Картина вмиг изменилась.
Спустя
три минуты волна догнала “Спрей”. От
ее удара шлюп затрясло, гика-шкот
порвался и гик покатился к вантам. Я
бросился к кливер-фалу и мигом спустил
кливер. Без переднего паруса, с рулем,
положенным на ветер, шлюп рывком
привелся к ветру. Дрожа от возбуждения,
я спустил и закрепил грот и сломанный
гик. Каким образом мне удалось сделать
это, прежде чем парус разорвало, не могу
ронять. Я поднял кливер, и, не
оглядываясь на фелюку, спустился в
каюту за винтовкой и патронами. По моим
расчетам, пираты должны были
находиться совсем рядом, поэтому
надежнее было смотреть на них сквозь
прорезь прицела. Вглядевшись в туман, я
и за милю вокруг не увидел ни одного
паруса. Шквал, сломавший мне гик, снес
на фелюке мачту. Я заметил, что
разбойники — их было с дюжину —
стараются вытянуть из воды обломки
рангоута. Да почернит их лица аллах!”
Из
Гибралтара на острова Зеленого Мыса
Слокэм следовал маршрутом крупных
парусников, ходивших к западу от этого
архипелага. Затем парусные суда шли
обычно с северо-восточными пассатами и
пересекали экватор примерно по 25°
западной долготы; миновав зону
экваториального затишья, они встречали
юго-восточные пассаты и шли в крутой
бейдевинд, пока не попадали в полосу
западных ветров. Затем они добирались
до мыса Доброй Надежды, огибали его и до
самой Австралии шли с попутным ветром.
16
сентября Слокэм оказался в штилевой
полосе, в “унылом краю”, по его словам;
за десять суток “Спрей” прошел всего
300 миль. В конце этого утомительного
периода “Спрей” поймал юго-восточный
пассат, который “наполнив паруса,
резво подгонял судно, шедшее к берегам
Бразилии”. Возможно, ветер сам решил,
куда плыть Слокэму. Действие юго-восточных
пассатов началось, когда капитан был на
4° с. ш. и 29° 30' з. д. Достаточно взглянуть
на карту, чтобы заметить, что Слокэм
находился ближе к Южной Америке, чем к
Африке!
Вот
тогда-то, когда “Спрей”, выйдя из
Буэнос-Айреса, шел вдоль побережья
Южной Америки, встретилась одна из тех
гигантских волн, которые время от
времени возникают на море и рассказы о
которых напоминают истории о
необыкновенно большой форели,
сорвавшейся с крючка. В таких случаях
можно полагаться лишь на слово
рассказчика.

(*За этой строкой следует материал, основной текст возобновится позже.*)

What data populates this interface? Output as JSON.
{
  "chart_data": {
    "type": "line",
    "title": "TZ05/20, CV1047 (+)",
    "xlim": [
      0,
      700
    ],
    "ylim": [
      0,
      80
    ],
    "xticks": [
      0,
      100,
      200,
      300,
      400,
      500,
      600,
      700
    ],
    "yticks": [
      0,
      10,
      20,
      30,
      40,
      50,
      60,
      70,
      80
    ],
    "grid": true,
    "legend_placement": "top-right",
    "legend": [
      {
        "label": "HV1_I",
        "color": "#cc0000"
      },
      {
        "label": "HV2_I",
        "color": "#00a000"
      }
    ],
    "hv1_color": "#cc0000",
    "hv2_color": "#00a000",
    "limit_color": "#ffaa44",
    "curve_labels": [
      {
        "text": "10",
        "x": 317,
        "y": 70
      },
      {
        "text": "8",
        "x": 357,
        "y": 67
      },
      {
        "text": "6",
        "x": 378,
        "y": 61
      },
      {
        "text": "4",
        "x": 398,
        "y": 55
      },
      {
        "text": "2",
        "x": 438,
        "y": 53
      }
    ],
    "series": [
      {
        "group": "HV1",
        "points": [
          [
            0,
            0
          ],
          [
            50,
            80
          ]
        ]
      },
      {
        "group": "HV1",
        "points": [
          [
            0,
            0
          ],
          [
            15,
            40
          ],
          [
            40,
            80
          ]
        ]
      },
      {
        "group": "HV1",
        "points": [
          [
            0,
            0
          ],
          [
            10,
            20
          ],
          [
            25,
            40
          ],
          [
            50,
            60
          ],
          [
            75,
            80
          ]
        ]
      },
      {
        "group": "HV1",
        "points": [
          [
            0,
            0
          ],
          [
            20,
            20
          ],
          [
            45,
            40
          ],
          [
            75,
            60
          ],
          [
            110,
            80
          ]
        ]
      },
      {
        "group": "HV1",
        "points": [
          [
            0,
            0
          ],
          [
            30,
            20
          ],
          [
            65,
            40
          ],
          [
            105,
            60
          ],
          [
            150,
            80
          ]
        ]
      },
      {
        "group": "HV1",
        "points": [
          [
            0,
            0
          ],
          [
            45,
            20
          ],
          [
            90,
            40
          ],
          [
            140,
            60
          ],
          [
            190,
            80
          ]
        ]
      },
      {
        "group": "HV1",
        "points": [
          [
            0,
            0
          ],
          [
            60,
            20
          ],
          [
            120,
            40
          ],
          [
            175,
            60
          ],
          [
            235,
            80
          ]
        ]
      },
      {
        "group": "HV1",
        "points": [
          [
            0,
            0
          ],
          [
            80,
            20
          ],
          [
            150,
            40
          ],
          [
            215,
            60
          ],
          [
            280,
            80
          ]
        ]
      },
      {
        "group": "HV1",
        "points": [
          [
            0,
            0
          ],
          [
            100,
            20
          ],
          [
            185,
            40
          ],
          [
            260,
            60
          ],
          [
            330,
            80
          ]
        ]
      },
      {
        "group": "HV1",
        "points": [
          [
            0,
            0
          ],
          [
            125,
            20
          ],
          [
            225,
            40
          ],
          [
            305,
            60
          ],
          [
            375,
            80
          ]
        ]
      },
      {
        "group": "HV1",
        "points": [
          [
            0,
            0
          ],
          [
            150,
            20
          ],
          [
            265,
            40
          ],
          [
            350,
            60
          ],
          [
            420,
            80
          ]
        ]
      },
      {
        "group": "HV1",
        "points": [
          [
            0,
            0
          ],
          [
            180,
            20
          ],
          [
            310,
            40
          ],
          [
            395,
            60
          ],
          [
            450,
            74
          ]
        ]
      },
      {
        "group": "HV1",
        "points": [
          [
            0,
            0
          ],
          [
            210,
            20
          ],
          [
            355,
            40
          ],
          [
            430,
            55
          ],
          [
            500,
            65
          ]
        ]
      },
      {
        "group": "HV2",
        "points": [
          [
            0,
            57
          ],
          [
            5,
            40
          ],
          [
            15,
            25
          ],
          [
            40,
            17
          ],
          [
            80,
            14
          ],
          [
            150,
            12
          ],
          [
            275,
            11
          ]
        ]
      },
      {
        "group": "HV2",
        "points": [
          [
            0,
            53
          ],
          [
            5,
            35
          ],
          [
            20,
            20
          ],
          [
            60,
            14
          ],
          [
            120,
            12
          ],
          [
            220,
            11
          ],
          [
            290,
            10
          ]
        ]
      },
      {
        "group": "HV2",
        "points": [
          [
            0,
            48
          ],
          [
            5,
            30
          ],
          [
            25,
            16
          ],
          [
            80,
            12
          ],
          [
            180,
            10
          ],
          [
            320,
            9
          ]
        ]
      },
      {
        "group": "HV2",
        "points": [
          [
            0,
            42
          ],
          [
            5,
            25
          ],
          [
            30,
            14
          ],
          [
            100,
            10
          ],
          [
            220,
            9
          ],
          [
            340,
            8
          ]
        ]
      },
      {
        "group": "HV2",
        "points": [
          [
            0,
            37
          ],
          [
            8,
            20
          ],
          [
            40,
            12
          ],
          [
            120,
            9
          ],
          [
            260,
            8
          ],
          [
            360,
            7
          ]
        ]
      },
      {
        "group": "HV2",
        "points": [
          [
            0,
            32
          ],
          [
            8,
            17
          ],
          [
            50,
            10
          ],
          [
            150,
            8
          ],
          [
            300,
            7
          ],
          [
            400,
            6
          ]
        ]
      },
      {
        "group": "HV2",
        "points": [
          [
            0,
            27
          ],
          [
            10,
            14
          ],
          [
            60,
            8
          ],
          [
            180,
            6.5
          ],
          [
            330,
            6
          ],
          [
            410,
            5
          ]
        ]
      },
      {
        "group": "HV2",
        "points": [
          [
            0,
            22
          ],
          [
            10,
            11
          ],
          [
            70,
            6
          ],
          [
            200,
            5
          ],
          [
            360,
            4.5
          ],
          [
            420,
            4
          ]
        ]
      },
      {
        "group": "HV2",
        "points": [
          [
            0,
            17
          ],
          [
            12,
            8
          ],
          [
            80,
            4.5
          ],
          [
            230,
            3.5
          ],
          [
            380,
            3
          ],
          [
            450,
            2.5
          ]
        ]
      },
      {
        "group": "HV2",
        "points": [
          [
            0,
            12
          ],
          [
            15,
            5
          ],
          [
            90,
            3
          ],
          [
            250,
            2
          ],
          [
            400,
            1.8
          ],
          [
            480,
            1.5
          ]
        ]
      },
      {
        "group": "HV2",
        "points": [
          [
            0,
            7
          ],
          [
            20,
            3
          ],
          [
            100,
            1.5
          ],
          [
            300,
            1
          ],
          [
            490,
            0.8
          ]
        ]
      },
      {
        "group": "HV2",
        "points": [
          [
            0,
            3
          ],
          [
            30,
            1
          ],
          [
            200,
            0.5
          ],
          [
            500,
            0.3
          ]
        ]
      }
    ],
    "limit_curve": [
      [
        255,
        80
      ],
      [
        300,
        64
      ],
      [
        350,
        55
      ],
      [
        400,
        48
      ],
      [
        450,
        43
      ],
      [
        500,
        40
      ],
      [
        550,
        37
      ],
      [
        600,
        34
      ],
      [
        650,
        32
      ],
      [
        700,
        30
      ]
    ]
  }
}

Пожалуй, все, кто следит
вместе с нами за плаванием Слокэма,
согласятся, что старый моряк не склонен
к преувеличениям и ему можно верить.
Вот что пишет Слокэм.
“...Мой
шлюп благополучно прошел залив Баня-Бланка,
а затем залив Сан-Матиас и грозный
залив Сан-Хорхе. В надежде избежать
приливных течений, в здешних
прибрежных водах опасных для больших и
малых судов, все мысы я обходил на
расстоянии около полусотни миль. Но,
избежав одних опасностей, шлюп
сталкивался с иными. Так, однажды, когда
“Спрей” под зарифленными парусами шел
вдоль побережья Патагонии, на судно с
ревом ринулась чудовищная волна. В
мгновение ока я спустил паруса, а сам
взвился вверх по дирик-фалу, чтобы не
оказаться смытым за борт, и тут над
собой, выше клотика, увидел ее мощный
гребень. Огромная гора воды обрушилась
на судно. Оно задрожало всеми
шпангоутами и повалилось на бок под
страшной тяжестью, но сразу же
выпрямилось и гордо понеслось по
волнам. В течение, пожалуй, целой минуты
я висел над судном и не мог разглядеть
ни клочка палубы. Возможно, прошло и
меньше времени, но и оно показалось мне
вечностью, ибо я вспомнил всю свою
жизнь. Не только прошлое молниеносно
промелькнуло перед моим мысленным
взором, я успел принять решения
относительно будущего, на выполнение
которых ушла бы уйма времени.
Помню,
прежде всего я решил, что, если “Спрею”
удастся уцелеть на этот раз, я
обязательно построю более крупное
судно с такими же обводами. Я все еще
надеюсь выполнить этот свой обет.
Другие клятвы, которые труднее
сдержать, я дал, видно, поддавшись
душевной слабости. Это событие, так
меня напугавшее, оказалось еще одной
проверкой мореходных качеств “Спрея”.
Теперь-то я был уверен, что мы сумеем
одолеть грозный мыс Горн.
Слокэму
действительно пришлось трудно, когда
он огибал Южную Америку. Обогнув мыс
Кабо-Вирхенес, он вошел в Магелланов
пролив. Встречный ветер заставил его
лавировать. С трудом пройдя мимо мыса
Фроуорд и оставив мыс Пилар по левому
борту, он вышел в Тихий океан. Но в Тихом
океане Слокэм попал в жестокий шторм. В
приливном течении возле мыса Пилар
мореплаватель, по его признанию,
страдал морской болезнью. Чем мористее
он уходил, тем выше становились волны,
вздымавшиеся как водяные горы. Так
продолжалось четверо суток.
Представьте себе, каково приходилось
этому человеку — одному, на таком утлом
суденышке, как “Спрей”!
“...3
марта “Спрей” вышел из Порт-Тамара,
держа курс на мыс Пилар. Ветер дул от
северо-востока, и мне очень хотелось,
чтобы он не менялся, пока судно не
отойдет подальше от берега. Но, увы,
надежда оказалась тщетной. На северо-западе
сгущались тучи, вскоре начался дождь,
что не предвещало ничего хорошего. “Спрей”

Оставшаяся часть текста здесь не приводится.